Sunday, October 23, 2022

BLOOD DAUGHTER

This will not be an objective post by any means - it's as much a celebration as a review or analysis. The fact is, my good friend and occasional collaborator Bryan Enk is screening his new work this month. It's called Blood Daughter, and it's his latest in an ongoing series of work (dating to his very first films) based on Bram Stoker's Dracula (the novel, and Coppola's film). This new movie brings Alex Johnson, the daughter of longtime cast member Chuck Johnson, into the extended family of collaborators in the title role. I am the first civilian to have seen the movie. I am delighted to say it's the finest work Bryan has ever done.

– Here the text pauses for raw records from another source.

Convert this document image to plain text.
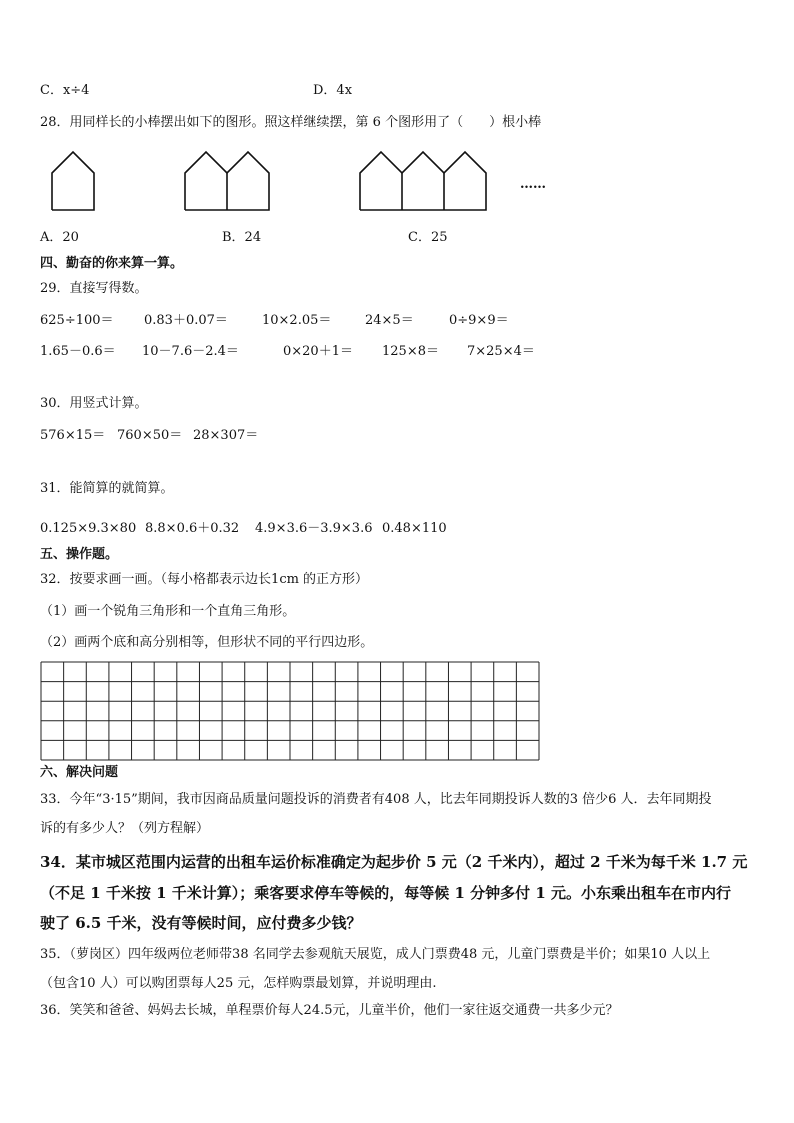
C．x÷4	D．4x
28．用同样长的小棒摆出如下的图形。照这样继续摆，第 6 个图形用了（　　）根小棒
……
A．20	B．24	C．25
四、勤奋的你来算一算。
29．直接写得数。
625÷100＝ 0.83＋0.07＝	10×2.05＝	24×5＝	0÷9×9＝
1.65－0.6＝ 10－7.6－2.4＝	0×20＋1＝ 125×8＝ 7×25×4＝
30．用竖式计算。
576×15＝ 760×50＝ 28×307＝
31．能简算的就简算。
0.125×9.3×80 8.8×0.6＋0.32 4.9×3.6－3.9×3.6 0.48×110
五、操作题。
32．按要求画一画。（每小格都表示边长1cm 的正方形）
（1）画一个锐角三角形和一个直角三角形。
（2）画两个底和高分别相等，但形状不同的平行四边形。
六、解决问题
33．今年“3·15”期间，我市因商品质量问题投诉的消费者有408 人，比去年同期投诉人数的3 倍少6 人．去年同期投
诉的有多少人？（列方程解）
34．某市城区范围内运营的出租车运价标准确定为起步价 5 元（2 千米内），超过 2 千米为每千米 1.7 元
（不足 1 千米按 1 千米计算）；乘客要求停车等候的，每等候 1 分钟多付 1 元。小东乘出租车在市内行
驶了 6.5 千米，没有等候时间，应付费多少钱？
35．（萝岗区）四年级两位老师带38 名同学去参观航天展览，成人门票费48 元，儿童门票费是半价；如果10 人以上
（包含10 人）可以购团票每人25 元，怎样购票最划算，并说明理由.
36．笑笑和爸爸、妈妈去长城，单程票价每人24.5元，儿童半价，他们一家往返交通费一共多少元？
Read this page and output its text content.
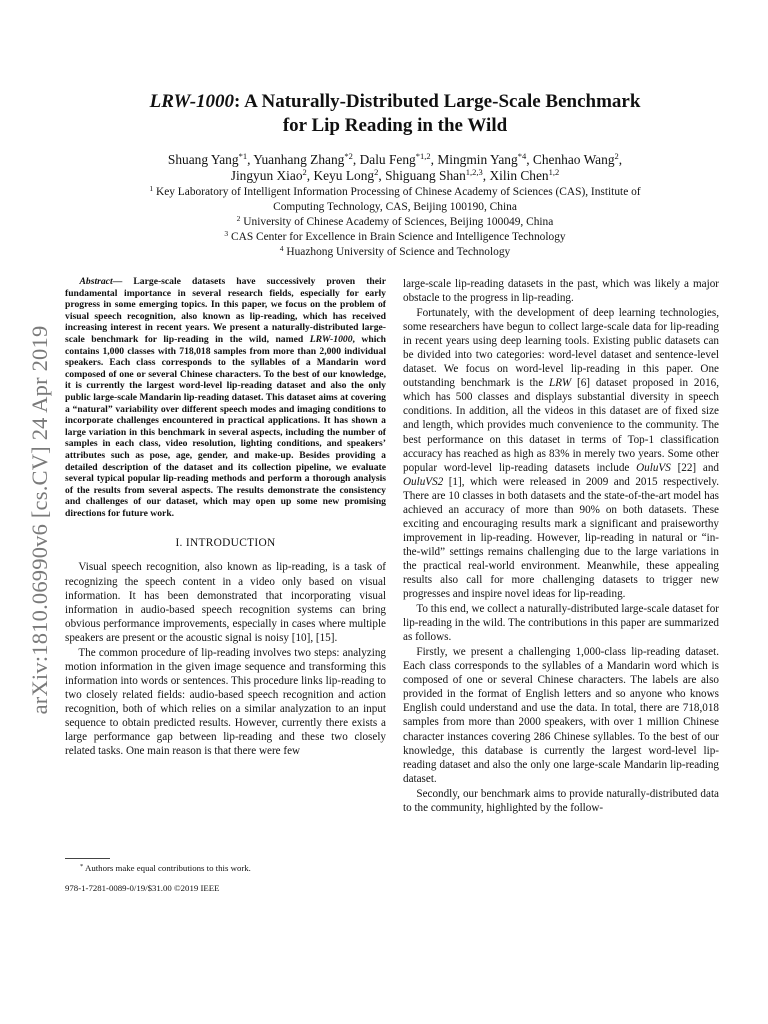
arXiv:1810.06990v6 [cs.CV] 24 Apr 2019
LRW-1000: A Naturally-Distributed Large-Scale Benchmark
for Lip Reading in the Wild
Shuang Yang$^{*1}$, Yuanhang Zhang$^{*2}$, Dalu Feng$^{*1,2}$, Mingmin Yang$^{*4}$, Chenhao Wang$^2$,
Jingyun Xiao$^2$, Keyu Long$^2$, Shiguang Shan$^{1,2,3}$, Xilin Chen$^{1,2}$
$^1$ Key Laboratory of Intelligent Information Processing of Chinese Academy of Sciences (CAS), Institute of
Computing Technology, CAS, Beijing 100190, China
$^2$ University of Chinese Academy of Sciences, Beijing 100049, China
$^3$ CAS Center for Excellence in Brain Science and Intelligence Technology
$^4$ Huazhong University of Science and Technology

Abstract— Large-scale datasets have successively proven their fundamental importance in several research fields, especially for early progress in some emerging topics. In this paper, we focus on the problem of visual speech recognition, also known as lip-reading, which has received increasing interest in recent years. We present a naturally-distributed large-scale benchmark for lip-reading in the wild, named LRW-1000, which contains 1,000 classes with 718,018 samples from more than 2,000 individual speakers. Each class corresponds to the syllables of a Mandarin word composed of one or several Chinese characters. To the best of our knowledge, it is currently the largest word-level lip-reading dataset and also the only public large-scale Mandarin lip-reading dataset. This dataset aims at covering a “natural” variability over different speech modes and imaging conditions to incorporate challenges encountered in practical applications. It has shown a large variation in this benchmark in several aspects, including the number of samples in each class, video resolution, lighting conditions, and speakers’ attributes such as pose, age, gender, and make-up. Besides providing a detailed description of the dataset and its collection pipeline, we evaluate several typical popular lip-reading methods and perform a thorough analysis of the results from several aspects. The results demonstrate the consistency and challenges of our dataset, which may open up some new promising directions for future work.

I. INTRODUCTION

Visual speech recognition, also known as lip-reading, is a task of recognizing the speech content in a video only based on visual information. It has been demonstrated that incorporating visual information in audio-based speech recognition systems can bring obvious performance improvements, especially in cases where multiple speakers are present or the acoustic signal is noisy [10], [15].

The common procedure of lip-reading involves two steps: analyzing motion information in the given image sequence and transforming this information into words or sentences. This procedure links lip-reading to two closely related fields: audio-based speech recognition and action recognition, both of which relies on a similar analyzation to an input sequence to obtain predicted results. However, currently there exists a large performance gap between lip-reading and these two closely related tasks. One main reason is that there were few

large-scale lip-reading datasets in the past, which was likely a major obstacle to the progress in lip-reading.

Fortunately, with the development of deep learning technologies, some researchers have begun to collect large-scale data for lip-reading in recent years using deep learning tools. Existing public datasets can be divided into two categories: word-level dataset and sentence-level dataset. We focus on word-level lip-reading in this paper. One outstanding benchmark is the LRW [6] dataset proposed in 2016, which has 500 classes and displays substantial diversity in speech conditions. In addition, all the videos in this dataset are of fixed size and length, which provides much convenience to the community. The best performance on this dataset in terms of Top-1 classification accuracy has reached as high as 83% in merely two years. Some other popular word-level lip-reading datasets include OuluVS [22] and OuluVS2 [1], which were released in 2009 and 2015 respectively. There are 10 classes in both datasets and the state-of-the-art model has achieved an accuracy of more than 90% on both datasets. These exciting and encouraging results mark a significant and praiseworthy improvement in lip-reading. However, lip-reading in natural or “in-the-wild” settings remains challenging due to the large variations in the practical real-world environment. Meanwhile, these appealing results also call for more challenging datasets to trigger new progresses and inspire novel ideas for lip-reading.

To this end, we collect a naturally-distributed large-scale dataset for lip-reading in the wild. The contributions in this paper are summarized as follows.

Firstly, we present a challenging 1,000-class lip-reading dataset. Each class corresponds to the syllables of a Mandarin word which is composed of one or several Chinese characters. The labels are also provided in the format of English letters and so anyone who knows English could understand and use the data. In total, there are 718,018 samples from more than 2000 speakers, with over 1 million Chinese character instances covering 286 Chinese syllables. To the best of our knowledge, this database is currently the largest word-level lip-reading dataset and also the only one large-scale Mandarin lip-reading dataset.

Secondly, our benchmark aims to provide naturally-distributed data to the community, highlighted by the follow-

* Authors make equal contributions to this work.
978-1-7281-0089-0/19/$31.00 ©2019 IEEE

Bryan casts his net even farther out this time, brining in elements, appropriately enough, of Dracula's Daughter and Nadja (and, in a key moment, Murnau's Nosferatu) as he pushes the story, begun in 1993, to the present, in which daughter Abby lives in a tower, her needs being met by her father and a number of servants kept in his thrall. Abby seizes the initiative and kicks off a battle for her own soul, which fractures into various fragments with which she spars as the moment of reckoning approaches.

For those familiar with Bryan's earlier films there's much to enjoy in seeing his gang back together, here as the same characters at significantly older ages - Andy Hunsaker's Claudius is clearly wearied from the intervening decades of investigating fucked up paranormal shit; hilariously, the late-40s David Jarrell brings the same youthful mannered pomposity to Lord Henry that he did in 1994, like he stepped directly into this one from Dracula Returns

I wondered if many of the tight references to the earlier work would be lost on those coming to the corpus for the first time. Word from the initial screenings is that the resonance of these moments is felt, if not fully understood, by those meeting these characters for the first time. But Bryan's knack for fleet but slaying throwaway gags remains as sharp as ever, as does his ability to mine supernatural tension from concrete, every day settings and detonate little dream bombs with recurring phrases and images. Even if you're meeting these characters for the first time there's much to sink your teeth into.

And then there's Alex.


Alexandria Johnson has been present in this series, quite literally, from her birth (announced by the director in a meta-epilogue to Bryan Enk's Dracula). She takes focus here in thirteen roles (full disclosure: I'd missed a couple until reading Bryan's helpful list), and makes the single greatest, auteur-qualifying contribution I've ever seen an actor make to a Bryan Enk film. The dance between the earlier films and this new one, between youth and age, the various selves of the characters, is the most ambitious thing I've ever seen Bryan attempt, and Johnson's performances (as Abby's various selves and holy shit as the characters of the previous movies) are crucial to how fluid and effortless it all seems. The style of interacting close-ups continues as Abby and her Father begin their conflict in earnest (and Jeff Miller plays the weariness of eternity better than many on-screen vamps) - when the two finally collide in frame together the impact is fraught and thrilling.

I don't know what future this thing is going to have - whether it will become a festival sensation, an eagerly discussed movie that brings deserved attention to the earlier films, or yet another low-budget horror flick lost among the sea of them in the anonymizing streaming landscape. I'm invested in it, and am hopeful that the light of my friend's film does make it to the entire world, even more. Mainly, though, I just hope you get to see it, and dig it. Don't be afraid. Do as you will.

Thursday, June 2, 2022

CRIMES OF THE FUTURE (2022)

It's very much an old master returning to the stage with a greatest hits collection, which is no bad thing. There remains much pleasure to be experienced seeing and feeling the familiar technosex/bioport/ stilted dialogue/coexistence of analog and digital technologies (and what that coexistence suggests about the chaos of our time). But it's not the recognizable tropes that had them running for the exits at Cannes; on the other hand if you want the familiar, you deserve what you get seeking it in the corpus of David Cronenberg. 

He ups the in-world stakes in a way that will alienate part of his audience, especially in the US at this particular moment, but it only underscores the urgency of the questions he's always been asking, questions that he (and we) are running out of time to explore: what are we making of our world? How are we changing to adapt to it? Do we possess not just the capability but the faith necessary to discard what we knew to embrace a future that may be better than our present? 


On top of all of this: excellent use of the spaces in Athens to underscore the movie's themes; uniform commitment on the part of the cast; one of the best kisses I've seen in a movie of late; and the thing's funnier than you'd expect.